Yes, I could get used to the rhythm at EC, but the schedule is going to suck up my life, especially once I start the split shift next week. They've already reamed me by scheduling me for three Saturdays in August when the contract said I'd be working only two.
But if every day were like today, I wouldn't mind too much. It was a decent day; plenty of back-to-back classes plus two apparent cancellations. The giggly girl, Miss Yoon, was back, but I wasn't wearing a lab coat, so she had nothing to laugh at. She comes for lessons twice a day; today we did a standard lesson from the EC textbook, and in our second session we did some "directed free-talking," which sounds oxymoronic but makes sense once explained. Miss Yoon is actually adorable, a cute little high schooler who loves horror films and Net-surfing. I should ask her her opinion of the blog blockage, but I bet she doesn't even know it's happening.
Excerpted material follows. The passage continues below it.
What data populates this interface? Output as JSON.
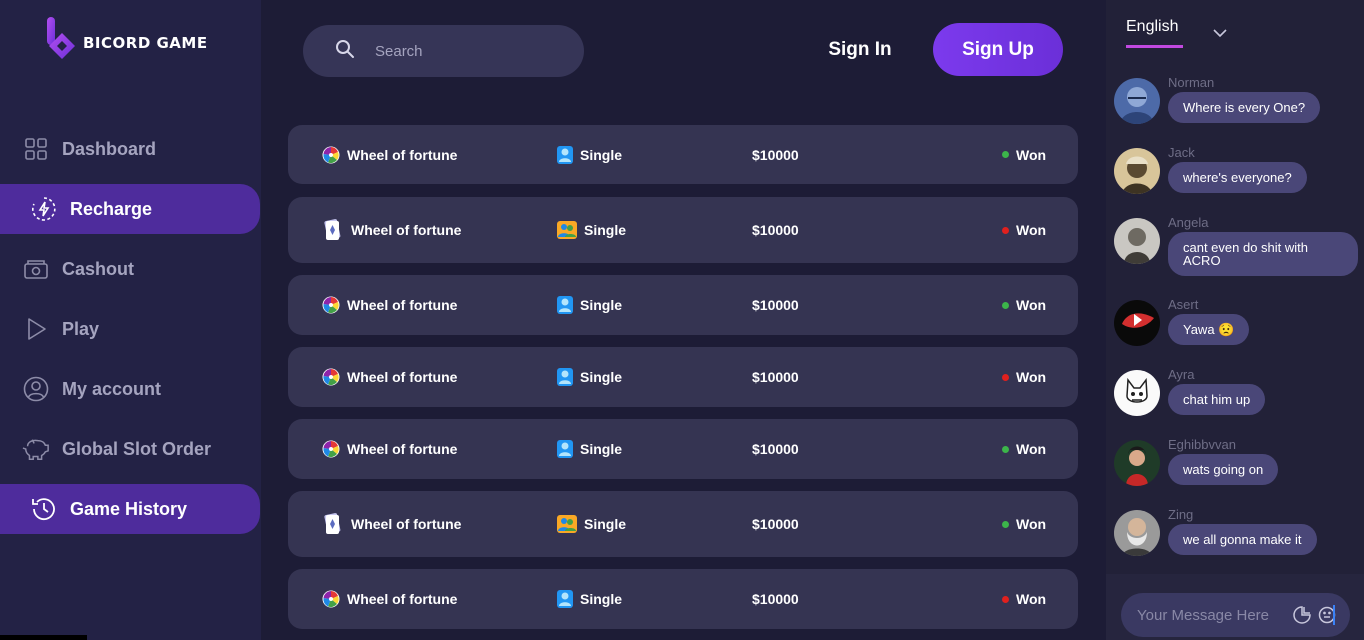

The highlight of my day was the last class, when a drop-dead gorgeous student from Seoul National University walked in. Day-yamn. Definitely ritzy Kangnam material: trendy summer clothes, lovely, flowing hair, absolute confidence. She'd spent time in both America and France and had a decent command of French. Her English had some rough edges but she was pretty damn proficient-- certainly more than I am in Korean. It was all I could do to keep from ogling. The twenty-five minutes with her passed quickly. I kept wondering how bad my breath smelled.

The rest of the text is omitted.